E a proposito di distrazioni, se negli anni Ottanta dell’Ottocento i divertimenti erano pochi, all’inizio di quel secolo erano ancora meno. Le donne, totalmente dedite alla casa e alla famiglia, non avevano grilli per la testa; gli uomini, invece, qualche sfizio se lo permettevano: di tanto in tanto uscivano la sera per incontrare amici e soprattutto per giocare a carte. Di questa vita semplice e un po’ monotona Nicola Giangi (1746-1818), un mercante di stoffe e cereali, e in seguito anche suo figlio Filippo (1783-1846), si sono divertiti a svelare i capricci. Il loro Diario – un manoscritto custodito nella Biblioteca Civica Gambalunga – racconta con una prosa molto semplice, priva di fronzoli letterari, il chiacchiericcio della quotidianità riminese dei primi decenni dell’Ottocento: aneddoti, dal sapore smaliziato e persino boccaccesco, che mettono in luce i piccoli segreti di famiglia.

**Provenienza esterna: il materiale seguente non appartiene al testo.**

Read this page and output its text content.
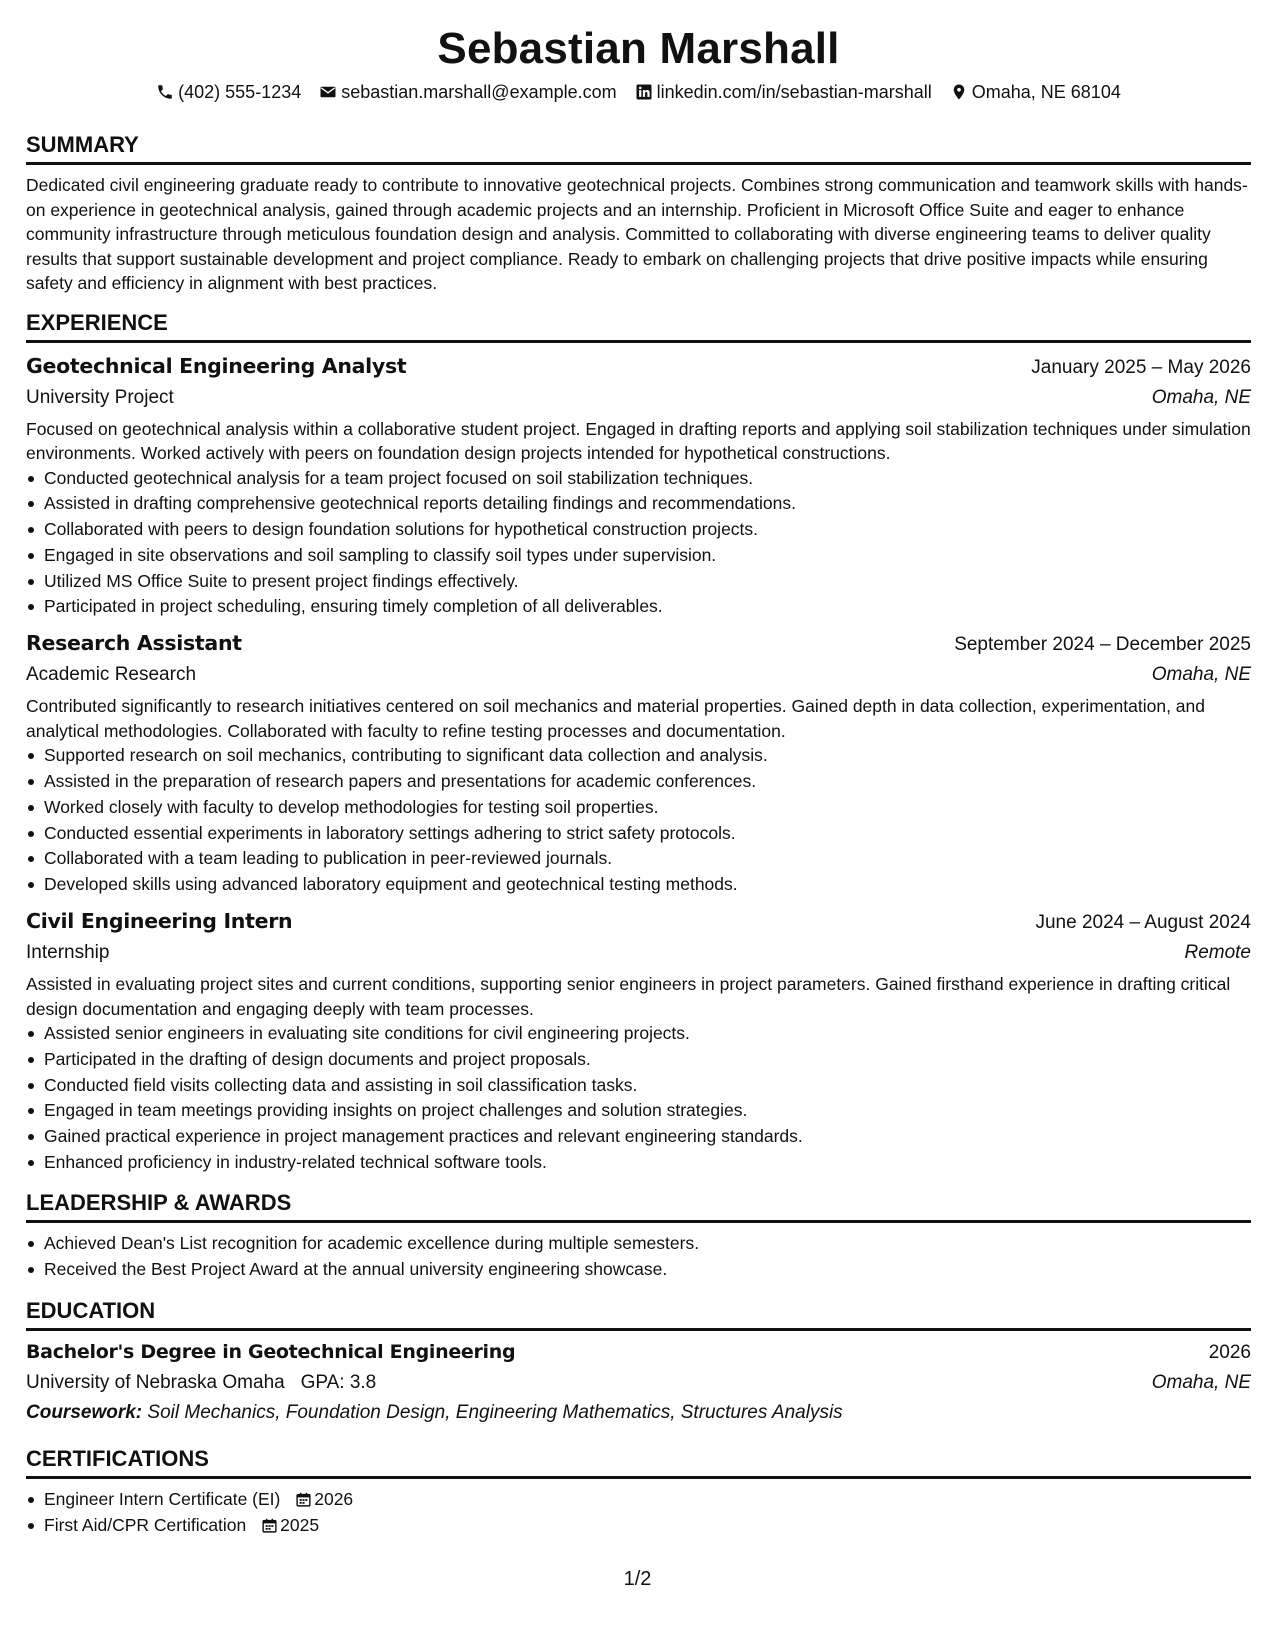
Sebastian Marshall
(402) 555-1234 sebastian.marshall@example.com linkedin.com/in/sebastian-marshall Omaha, NE 68104
SUMMARY
Dedicated civil engineering graduate ready to contribute to innovative geotechnical projects. Combines strong communication and teamwork skills with hands-on experience in geotechnical analysis, gained through academic projects and an internship. Proficient in Microsoft Office Suite and eager to enhance community infrastructure through meticulous foundation design and analysis. Committed to collaborating with diverse engineering teams to deliver quality results that support sustainable development and project compliance. Ready to embark on challenging projects that drive positive impacts while ensuring safety and efficiency in alignment with best practices.
EXPERIENCE
Geotechnical Engineering Analyst	January 2025 – May 2026
University Project	Omaha, NE
Focused on geotechnical analysis within a collaborative student project. Engaged in drafting reports and applying soil stabilization techniques under simulation environments. Worked actively with peers on foundation design projects intended for hypothetical constructions.
Conducted geotechnical analysis for a team project focused on soil stabilization techniques.
Assisted in drafting comprehensive geotechnical reports detailing findings and recommendations.
Collaborated with peers to design foundation solutions for hypothetical construction projects.
Engaged in site observations and soil sampling to classify soil types under supervision.
Utilized MS Office Suite to present project findings effectively.
Participated in project scheduling, ensuring timely completion of all deliverables.
Research Assistant	September 2024 – December 2025
Academic Research	Omaha, NE
Contributed significantly to research initiatives centered on soil mechanics and material properties. Gained depth in data collection, experimentation, and analytical methodologies. Collaborated with faculty to refine testing processes and documentation.
Supported research on soil mechanics, contributing to significant data collection and analysis.
Assisted in the preparation of research papers and presentations for academic conferences.
Worked closely with faculty to develop methodologies for testing soil properties.
Conducted essential experiments in laboratory settings adhering to strict safety protocols.
Collaborated with a team leading to publication in peer-reviewed journals.
Developed skills using advanced laboratory equipment and geotechnical testing methods.
Civil Engineering Intern	June 2024 – August 2024
Internship	Remote
Assisted in evaluating project sites and current conditions, supporting senior engineers in project parameters. Gained firsthand experience in drafting critical design documentation and engaging deeply with team processes.
Assisted senior engineers in evaluating site conditions for civil engineering projects.
Participated in the drafting of design documents and project proposals.
Conducted field visits collecting data and assisting in soil classification tasks.
Engaged in team meetings providing insights on project challenges and solution strategies.
Gained practical experience in project management practices and relevant engineering standards.
Enhanced proficiency in industry-related technical software tools.
LEADERSHIP & AWARDS
Achieved Dean's List recognition for academic excellence during multiple semesters.
Received the Best Project Award at the annual university engineering showcase.
EDUCATION
Bachelor's Degree in Geotechnical Engineering	2026
University of Nebraska Omaha GPA: 3.8	Omaha, NE
Coursework: Soil Mechanics, Foundation Design, Engineering Mathematics, Structures Analysis
CERTIFICATIONS
Engineer Intern Certificate (EI) 2026
First Aid/CPR Certification 2025
1/2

Dalle pagine dei due ciarlieri cronisti riprendiamo – per dedicarlo a questa rubrica di “Fatti e personaggi della cronaca riminese tra Ottocento e Novecento” – un simpatico episodio avvenuto durante il periodo di Carnevale, quando l’uscita per andare a teatro era, da parte delle signore della buona società, lo svago più atteso e sospirato dell’anno. La gustosa storiella – che troviamo ripubblicata anche sulla rivista Ariminum dell’agosto 1929 – si svolge nello scantinato della farmacia Bilancioni. Qui, a detta del Giangi, erano soliti riunirsi alcuni signori fra i più facoltosi della città per cimentarsi alla zecchinetta. Già dal nome del gioco si capisce il genere di fiche che girava sui tavoli.
Uomini nel retrobottega
Dopo aver scortato le rispettive mogli a teatro, questi galantuomini con una scusa qualsiasi si eclissavano dalle consorti e raggiungevano i compari nel “famigerato” retrobottega dimenticandosi delle proprie signore; tanto che al termine delle rappresentazioni, queste erano costrette a tornarsene a casa accompagnate dal cameriere: una procedura a quei tempi molto inusuale. Alcune di esse, seccate per il ripetersi dell’“inconveniente” e non osando rammaricarsi coi mariti, mossero «formale lagnanza» al commissario del governo. Una sera, mentre la partita a carte si svolgeva tranquilla come al solito nel funghetto – così era chiamato lo scantinato della farmacia –, il funzionario si presentò e senza tanti preamboli fermò il gioco e fece la paternale a tutti i mariti, giovani e vecchi, minacciandoli addirittura di arresto se la cosa si fosse ripetuta. Quei nobili signori, intascate le monete d’oro che avevano sui tavoli, ascoltarono la ramanzina senza fiatare, ma quando giunsero a casa esplosero di rabbia con le rispettive spose, che per varie sere – a detta di Giangi – furono costrette, loro malgrado, a rinunciare al teatro.